Patterns of Competition in Emerging Industries from the Automobile to the Personal Computer: An Abstract
New to the world innovations such as the automobile, telephone, airplane, radio, television, and personal computer have had profound impacts on society. Not only have they changed the way that consumers live and work, but they have given birth to entire industries, industries that in some cases have grown to exceed one trillion US dollars in worldwide revenues. Long before these economy-leading industries emerge, they are at best budding curiosities, with the potential to change the world but without any sense of how to achieve that potential. To understand how these early industries evolve, it would be helpful to look at the history of one to see if there are any identifiable patterns that might be found in other early industries.
An investigation of the early automobile industry reveals patterns of competition and economic forces that may be found in other industries spawned by new to the world innovations. Specifically, parallel patterns can be found in the personal computer industry.

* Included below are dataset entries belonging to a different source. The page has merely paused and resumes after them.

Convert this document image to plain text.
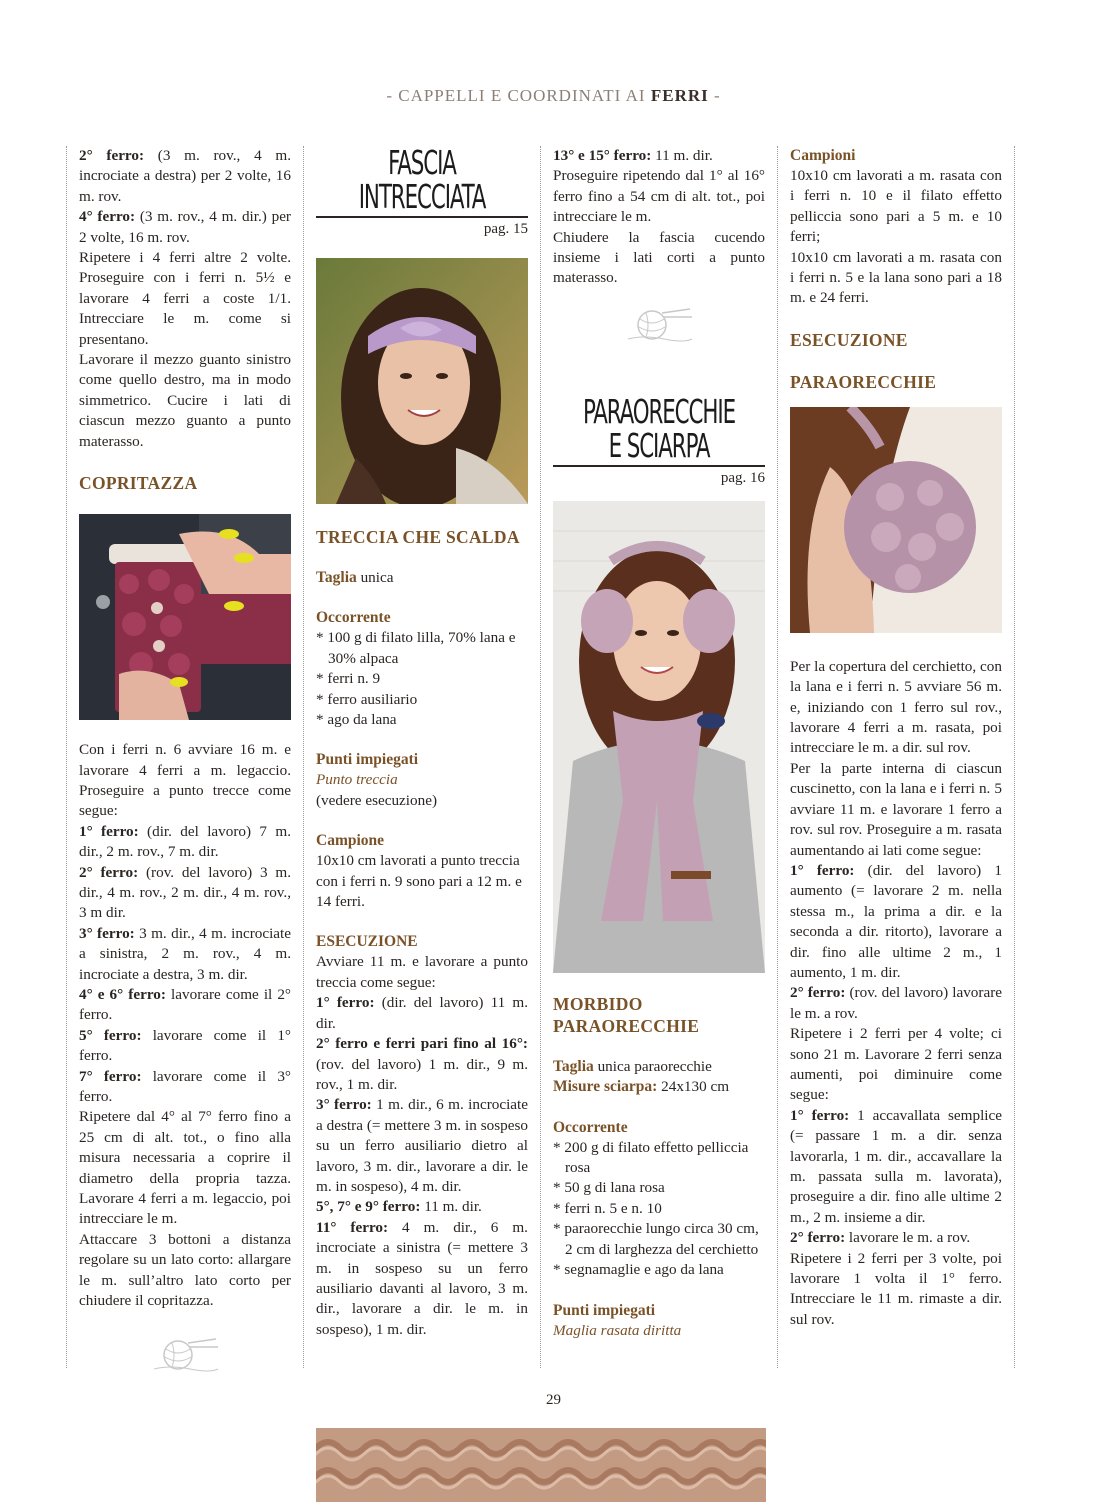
- CAPPELLI E COORDINATI AI FERRI -

2° ferro: (3 m. rov., 4 m. incrociate a destra) per 2 volte, 16 m. rov.

4° ferro: (3 m. rov., 4 m. dir.) per 2 volte, 16 m. rov.

Ripetere i 4 ferri altre 2 volte. Proseguire con i ferri n. 5½ e lavorare 4 ferri a coste 1/1. Intrecciare le m. come si presentano.

Lavorare il mezzo guanto sinistro come quello destro, ma in modo simmetrico. Cucire i lati di ciascun mezzo guanto a punto materasso.

COPRITAZZA

Con i ferri n. 6 avviare 16 m. e lavorare 4 ferri a m. legaccio. Proseguire a punto trecce come segue:

1° ferro: (dir. del lavoro) 7 m. dir., 2 m. rov., 7 m. dir.

2° ferro: (rov. del lavoro) 3 m. dir., 4 m. rov., 2 m. dir., 4 m. rov., 3 m dir.

3° ferro: 3 m. dir., 4 m. incrociate a sinistra, 2 m. rov., 4 m. incrociate a destra, 3 m. dir.

4° e 6° ferro: lavorare come il 2° ferro.

5° ferro: lavorare come il 1° ferro.

7° ferro: lavorare come il 3° ferro.

Ripetere dal 4° al 7° ferro fino a 25 cm di alt. tot., o fino alla misura necessaria a coprire il diametro della propria tazza. Lavorare 4 ferri a m. legaccio, poi intrecciare le m.

Attaccare 3 bottoni a distanza regolare su un lato corto: allargare le m. sull’altro lato corto per chiudere il copritazza.

FASCIA
INTRECCIATA
pag. 15
TRECCIA CHE SCALDA

Taglia unica

Occorrente
* 100 g di filato lilla, 70% lana e 30% alpaca
* ferri n. 9
* ferro ausiliario
* ago da lana
Punti impiegati

Punto treccia

(vedere esecuzione)

Campione

10x10 cm lavorati a punto treccia con i ferri n. 9 sono pari a 12 m. e 14 ferri.

ESECUZIONE

Avviare 11 m. e lavorare a punto treccia come segue:

1° ferro: (dir. del lavoro) 11 m. dir.

2° ferro e ferri pari fino al 16°: (rov. del lavoro) 1 m. dir., 9 m. rov., 1 m. dir.

3° ferro: 1 m. dir., 6 m. incrociate a destra (= mettere 3 m. in sospeso su un ferro ausiliario dietro al lavoro, 3 m. dir., lavorare a dir. le m. in sospeso), 4 m. dir.

5°, 7° e 9° ferro: 11 m. dir.

11° ferro: 4 m. dir., 6 m. incrociate a sinistra (= mettere 3 m. in sospeso su un ferro ausiliario davanti al lavoro, 3 m. dir., lavorare a dir. le m. in sospeso), 1 m. dir.

13° e 15° ferro: 11 m. dir.

Proseguire ripetendo dal 1° al 16° ferro fino a 54 cm di alt. tot., poi intrecciare le m.

Chiudere la fascia cucendo insieme i lati corti a punto materasso.

PARAORECCHIE
E SCIARPA
pag. 16
MORBIDO
PARAORECCHIE

Taglia unica paraorecchie

Misure sciarpa: 24x130 cm

Occorrente
* 200 g di filato effetto pelliccia rosa
* 50 g di lana rosa
* ferri n. 5 e n. 10
* paraorecchie lungo circa 30 cm, 2 cm di larghezza del cerchietto
* segnamaglie e ago da lana
Punti impiegati

Maglia rasata diritta

Campioni

10x10 cm lavorati a m. rasata con i ferri n. 10 e il filato effetto pelliccia sono pari a 5 m. e 10 ferri;

10x10 cm lavorati a m. rasata con i ferri n. 5 e la lana sono pari a 18 m. e 24 ferri.

ESECUZIONE
PARAORECCHIE

Per la copertura del cerchietto, con la lana e i ferri n. 5 avviare 56 m. e, iniziando con 1 ferro sul rov., lavorare 4 ferri a m. rasata, poi intrecciare le m. a dir. sul rov.

Per la parte interna di ciascun cuscinetto, con la lana e i ferri n. 5 avviare 11 m. e lavorare 1 ferro a rov. sul rov. Proseguire a m. rasata aumentando ai lati come segue:

1° ferro: (dir. del lavoro) 1 aumento (= lavorare 2 m. nella stessa m., la prima a dir. e la seconda a dir. ritorto), lavorare a dir. fino alle ultime 2 m., 1 aumento, 1 m. dir.

2° ferro: (rov. del lavoro) lavorare le m. a rov.

Ripetere i 2 ferri per 4 volte; ci sono 21 m. Lavorare 2 ferri senza aumenti, poi diminuire come segue:

1° ferro: 1 accavallata semplice (= passare 1 m. a dir. senza lavorarla, 1 m. dir., accavallare la m. passata sulla m. lavorata), proseguire a dir. fino alle ultime 2 m., 2 m. insieme a dir.

2° ferro: lavorare le m. a rov.

Ripetere i 2 ferri per 3 volte, poi lavorare 1 volta il 1° ferro. Intrecciare le 11 m. rimaste a dir. sul rov.

29
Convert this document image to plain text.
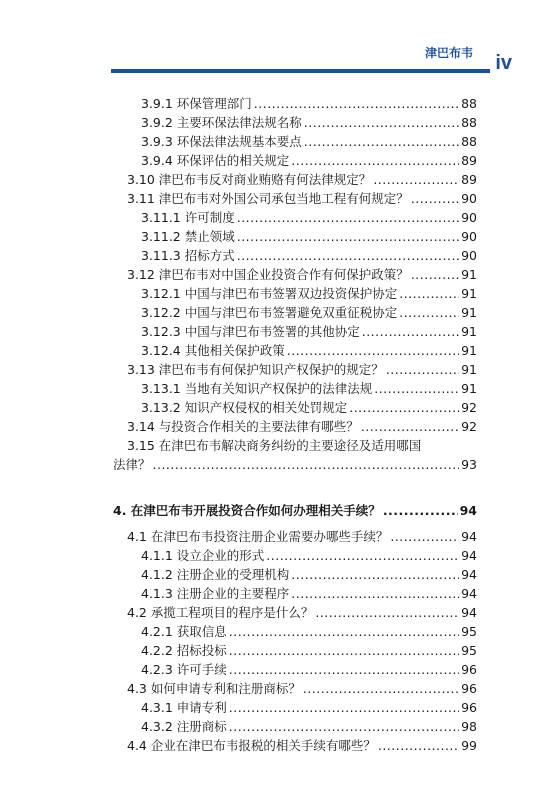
津巴布韦 iv
3.9.1 环保管理部门 .....	88
3.9.2 主要环保法律法规名称 .....	88
3.9.3 环保法律法规基本要点 .....	88
3.9.4 环保评估的相关规定 .....	89
3.10 津巴布韦反对商业贿赂有何法律规定？ .....	89
3.11 津巴布韦对外国公司承包当地工程有何规定？ .....	90
3.11.1 许可制度 .....	90
3.11.2 禁止领域 .....	90
3.11.3 招标方式 .....	90
3.12 津巴布韦对中国企业投资合作有何保护政策？ .....	91
3.12.1 中国与津巴布韦签署双边投资保护协定 .....	91
3.12.2 中国与津巴布韦签署避免双重征税协定 .....	91
3.12.3 中国与津巴布韦签署的其他协定 .....	91
3.12.4 其他相关保护政策 .....	91
3.13 津巴布韦有何保护知识产权保护的规定？ .....	91
3.13.1 当地有关知识产权保护的法律法规 .....	91
3.13.2 知识产权侵权的相关处罚规定 .....	92
3.14 与投资合作相关的主要法律有哪些？ .....	92
3.15 在津巴布韦解决商务纠纷的主要途径及适用哪国
法律？ .....	93
4. 在津巴布韦开展投资合作如何办理相关手续？ .....	94
4.1 在津巴布韦投资注册企业需要办哪些手续？ .....	94
4.1.1 设立企业的形式 .....	94
4.1.2 注册企业的受理机构 .....	94
4.1.3 注册企业的主要程序 .....	94
4.2 承揽工程项目的程序是什么？ .....	94
4.2.1 获取信息 .....	95
4.2.2 招标投标 .....	95
4.2.3 许可手续 .....	96
4.3 如何申请专利和注册商标？ .....	96
4.3.1 申请专利 .....	96
4.3.2 注册商标 .....	98
4.4 企业在津巴布韦报税的相关手续有哪些？ .....	99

In the earliest days of the auto industry, although it was not clear that demand was sufficient and sustainable to support an industry, prescient entrepreneurs at first trickled and then flooded into the field to compete in the nascent market. The early competitors were assemblers of parts that were readily available in the marketplace. While some entrants were from related industries (carriage and engine makers), the most successful entrants were new firms (Ford, GM).

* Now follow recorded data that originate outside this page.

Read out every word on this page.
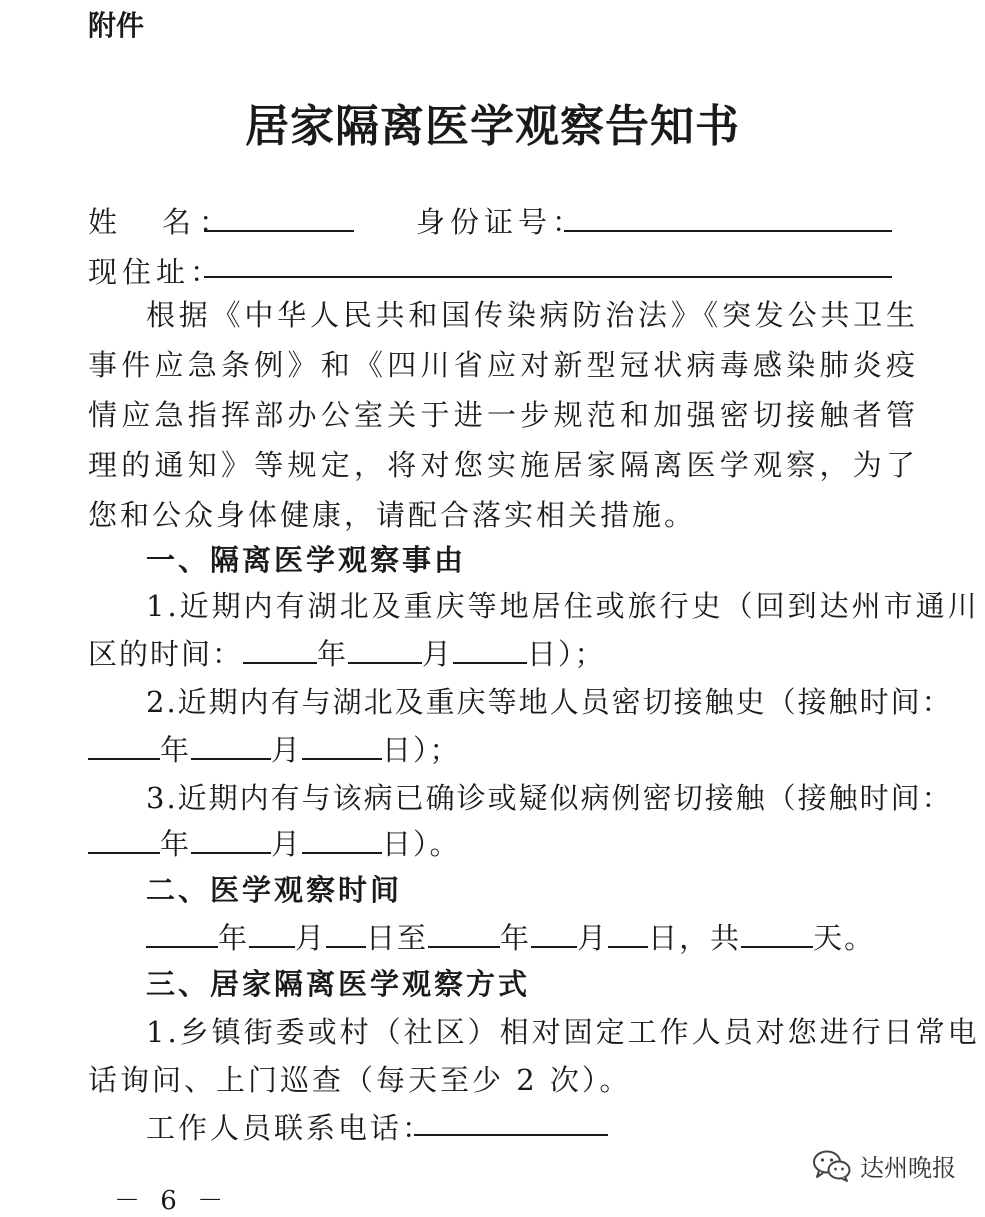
附件
居家隔离医学观察告知书
姓　名：	身份证号：
现住址：
根据《中华人民共和国传染病防治法》《突发公共卫生事件应急条例》和《四川省应对新型冠状病毒感染肺炎疫情应急指挥部办公室关于进一步规范和加强密切接触者管理的通知》等规定，将对您实施居家隔离医学观察，为了您和公众身体健康，请配合落实相关措施。
一、隔离医学观察事由
1.近期内有湖北及重庆等地居住或旅行史（回到达州市通川
区的时间：	年	月	日）；
2.近期内有与湖北及重庆等地人员密切接触史（接触时间：
年	月	日）；
3.近期内有与该病已确诊或疑似病例密切接触（接触时间：
年	月	日）。
二、医学观察时间
年 月 日至 年 月 日，共 天。
三、居家隔离医学观察方式
1.乡镇街委或村（社区）相对固定工作人员对您进行日常电
话询问、上门巡查（每天至少 2 次）。
工作人员联系电话：
－ 6 －
达州晚报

Despite the economic pressures brought about by the Bank Panic of 1907 and World War I, compensating forces helped the fledgling industry. These included urbanization, an increasing and relatively wealthy population, increasing manufacturing capacity, and the lack of interstate trade barriers in the United States (vs. those faced by European auto manufacturers). Another economic development was the creation of a de facto Marshallian industrial zone. Although early auto manufacturers were located across the country from Iowa to New England, the three major manufacturers eventually migrated their firms to a triangle bounded by Lansing, Detroit, and Flint, Michigan.
The key that led to the shakeout of most competitors was the adoption of industry standards for body style, engine, braking, and steering, which enabled mass manufacturing. Other economic factors identified include complementary resources, lock-in, complementary products, and network externalities/public goods.